We learned how to use the `dnorm()` function to calculate probability densities of specific values in the normal distribution. We'll look to another function to calculate cumulative probabilities for a normal curve. Unlike with discrete probability distributions, calculating probabilities in a continuous distribution by hand requires calculus, which is out of the scope of this file. Thankfully, R has another function that captures this entire calculation in one line. This function is called `pnorm()`.

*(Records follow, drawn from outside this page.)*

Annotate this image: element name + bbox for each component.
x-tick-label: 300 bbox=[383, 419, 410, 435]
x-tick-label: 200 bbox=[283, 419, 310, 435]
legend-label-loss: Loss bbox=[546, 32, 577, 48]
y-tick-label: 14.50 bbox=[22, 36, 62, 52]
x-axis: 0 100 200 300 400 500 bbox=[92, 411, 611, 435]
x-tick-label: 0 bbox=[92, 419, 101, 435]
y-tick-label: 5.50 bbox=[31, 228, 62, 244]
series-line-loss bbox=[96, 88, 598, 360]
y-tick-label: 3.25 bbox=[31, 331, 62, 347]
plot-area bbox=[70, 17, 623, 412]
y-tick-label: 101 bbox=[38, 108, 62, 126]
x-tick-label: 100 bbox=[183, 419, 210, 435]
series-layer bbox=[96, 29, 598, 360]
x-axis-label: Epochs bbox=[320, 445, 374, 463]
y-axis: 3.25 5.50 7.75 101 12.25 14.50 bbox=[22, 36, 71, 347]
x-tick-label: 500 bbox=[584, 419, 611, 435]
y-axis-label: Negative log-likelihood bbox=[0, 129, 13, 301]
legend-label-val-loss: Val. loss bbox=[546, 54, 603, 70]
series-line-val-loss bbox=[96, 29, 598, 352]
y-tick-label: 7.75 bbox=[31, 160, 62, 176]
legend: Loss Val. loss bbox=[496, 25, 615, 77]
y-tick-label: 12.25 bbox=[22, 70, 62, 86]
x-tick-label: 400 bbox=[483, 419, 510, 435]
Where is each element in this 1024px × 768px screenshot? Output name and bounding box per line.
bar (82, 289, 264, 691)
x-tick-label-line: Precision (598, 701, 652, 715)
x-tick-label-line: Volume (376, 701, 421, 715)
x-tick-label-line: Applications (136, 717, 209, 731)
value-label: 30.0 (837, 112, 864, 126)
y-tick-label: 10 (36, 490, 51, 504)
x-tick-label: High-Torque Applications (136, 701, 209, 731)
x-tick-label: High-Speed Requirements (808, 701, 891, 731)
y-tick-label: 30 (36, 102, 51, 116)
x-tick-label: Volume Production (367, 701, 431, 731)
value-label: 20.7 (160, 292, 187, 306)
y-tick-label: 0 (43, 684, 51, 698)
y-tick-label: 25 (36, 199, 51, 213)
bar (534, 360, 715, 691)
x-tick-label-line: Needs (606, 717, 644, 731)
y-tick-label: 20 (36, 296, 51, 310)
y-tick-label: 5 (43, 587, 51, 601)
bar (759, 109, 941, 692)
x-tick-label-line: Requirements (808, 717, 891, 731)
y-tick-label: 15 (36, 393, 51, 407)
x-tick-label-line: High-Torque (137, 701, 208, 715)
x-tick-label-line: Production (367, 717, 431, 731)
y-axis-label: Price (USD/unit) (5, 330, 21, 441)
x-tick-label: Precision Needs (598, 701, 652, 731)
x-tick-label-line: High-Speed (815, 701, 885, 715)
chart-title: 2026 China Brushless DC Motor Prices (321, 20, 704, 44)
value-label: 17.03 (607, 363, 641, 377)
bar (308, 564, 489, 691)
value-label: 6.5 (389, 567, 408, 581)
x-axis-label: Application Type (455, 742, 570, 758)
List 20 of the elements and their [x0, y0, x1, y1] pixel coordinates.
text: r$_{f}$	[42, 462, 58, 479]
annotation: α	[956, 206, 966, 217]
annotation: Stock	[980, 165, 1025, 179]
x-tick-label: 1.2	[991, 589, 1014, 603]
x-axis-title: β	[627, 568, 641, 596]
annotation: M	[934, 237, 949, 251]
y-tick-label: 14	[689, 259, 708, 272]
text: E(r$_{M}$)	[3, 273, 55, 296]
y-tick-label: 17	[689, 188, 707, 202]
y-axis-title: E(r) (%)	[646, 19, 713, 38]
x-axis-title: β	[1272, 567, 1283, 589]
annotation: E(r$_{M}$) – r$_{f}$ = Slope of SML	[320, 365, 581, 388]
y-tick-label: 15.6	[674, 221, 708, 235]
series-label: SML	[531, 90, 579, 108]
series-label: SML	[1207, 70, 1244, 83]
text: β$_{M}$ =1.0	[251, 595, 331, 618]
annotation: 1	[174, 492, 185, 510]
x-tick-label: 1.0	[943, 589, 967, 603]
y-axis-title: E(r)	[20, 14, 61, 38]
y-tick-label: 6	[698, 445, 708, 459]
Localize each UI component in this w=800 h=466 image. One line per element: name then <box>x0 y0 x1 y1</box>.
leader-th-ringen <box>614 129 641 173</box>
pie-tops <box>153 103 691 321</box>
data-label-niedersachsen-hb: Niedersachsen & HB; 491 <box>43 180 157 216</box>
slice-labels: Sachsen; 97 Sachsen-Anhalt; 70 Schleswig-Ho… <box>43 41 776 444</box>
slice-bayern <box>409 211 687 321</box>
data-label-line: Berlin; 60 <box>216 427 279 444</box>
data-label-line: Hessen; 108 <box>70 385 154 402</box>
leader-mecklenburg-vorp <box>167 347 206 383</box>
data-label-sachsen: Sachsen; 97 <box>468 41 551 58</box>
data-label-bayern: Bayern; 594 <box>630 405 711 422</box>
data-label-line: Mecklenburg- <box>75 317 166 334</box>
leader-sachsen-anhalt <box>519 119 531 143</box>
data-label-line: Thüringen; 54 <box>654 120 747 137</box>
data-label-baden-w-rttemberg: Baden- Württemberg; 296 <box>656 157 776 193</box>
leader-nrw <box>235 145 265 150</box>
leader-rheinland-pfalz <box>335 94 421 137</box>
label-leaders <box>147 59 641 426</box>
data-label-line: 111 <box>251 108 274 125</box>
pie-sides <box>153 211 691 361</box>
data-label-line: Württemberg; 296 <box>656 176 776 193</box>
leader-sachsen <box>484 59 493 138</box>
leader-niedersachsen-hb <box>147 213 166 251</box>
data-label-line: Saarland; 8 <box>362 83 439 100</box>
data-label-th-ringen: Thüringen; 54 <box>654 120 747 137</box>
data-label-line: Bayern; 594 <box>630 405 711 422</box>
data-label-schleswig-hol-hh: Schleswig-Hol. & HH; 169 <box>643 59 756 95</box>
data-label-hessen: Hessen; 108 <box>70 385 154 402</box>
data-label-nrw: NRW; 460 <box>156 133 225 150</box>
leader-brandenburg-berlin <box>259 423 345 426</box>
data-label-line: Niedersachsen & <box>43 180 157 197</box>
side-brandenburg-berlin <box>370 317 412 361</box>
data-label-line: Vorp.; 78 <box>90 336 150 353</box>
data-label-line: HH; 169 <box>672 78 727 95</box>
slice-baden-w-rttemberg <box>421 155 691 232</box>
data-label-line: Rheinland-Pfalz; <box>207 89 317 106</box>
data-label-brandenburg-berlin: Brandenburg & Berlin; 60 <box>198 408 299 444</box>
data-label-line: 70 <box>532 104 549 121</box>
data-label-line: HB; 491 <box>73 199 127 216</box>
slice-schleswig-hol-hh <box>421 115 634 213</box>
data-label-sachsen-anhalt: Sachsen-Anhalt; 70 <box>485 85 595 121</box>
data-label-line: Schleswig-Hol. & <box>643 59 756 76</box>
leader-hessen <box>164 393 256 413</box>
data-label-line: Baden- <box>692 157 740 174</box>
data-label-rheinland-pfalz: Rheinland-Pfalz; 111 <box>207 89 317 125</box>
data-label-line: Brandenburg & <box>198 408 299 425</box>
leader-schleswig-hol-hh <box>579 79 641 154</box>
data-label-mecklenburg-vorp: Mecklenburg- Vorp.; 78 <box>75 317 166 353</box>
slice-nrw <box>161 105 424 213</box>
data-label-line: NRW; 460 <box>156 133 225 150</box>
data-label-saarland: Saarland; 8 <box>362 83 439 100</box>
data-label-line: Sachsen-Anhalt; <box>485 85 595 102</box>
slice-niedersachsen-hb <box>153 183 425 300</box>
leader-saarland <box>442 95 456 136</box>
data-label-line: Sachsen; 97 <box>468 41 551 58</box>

The "p" in `pnorm()` is supposed to represent the cumulative probability calculation and has similar syntax to `dnorm()`. Like `dnorm()`, `pnorm()` also takes one required argument and two optional arguments. The required argument represent the value that we want to take the cumulative probability up to, as represented in the equation 
**P
(
X
≤
x
)**
. The optional arguments are also `mean` and `sd`, which allow us to specify these values for the normal we're trying to calcualte the cumulative probability for. Let's say that we want to calculate the cumulative probability up until the number 1 in a normal with mean `0` and standard deviation `1`. As we've mentioned before, cumulative probability looks to the left of the value by convention, as shown below:

`pnorm(1)
0.8413447`

![image.png](attachment:image.png)

If we wanted to calculate the probability of a range in a normal distribution, then we would need to use `pnrom()` twice. By taking advantage of the fact that `pnrom()` always calculate the probability to the left of a given value, we can subtract two cumulative probabilities to get the value of a region. If we want to get the cumulative probability between the values -1 and 1 in a normal distribution with mean 2 and variance 9, we would use the code below. We've also represented this subtraction graphically:

`pnorm(1, 2, 3) - pnorm(-1, 2, 3)
 0.2107861`
 
 ![image.png](attachment:image.png)

Cumulative probability calculations are critical in hypothesis testing, so it is worth spending some time understanding the differences between `dnorm()` and `pnorm()`. With continuous probability distributions, we can see that cumulative probability is represented as the "area" under the curve. This is different from the counting and addition we did for discrete probability distributions. This is perhaps one of the most important takeaways. With cumulative probabilities of a normal distribution under our belt, we are ready to learn on our first hypothesis test.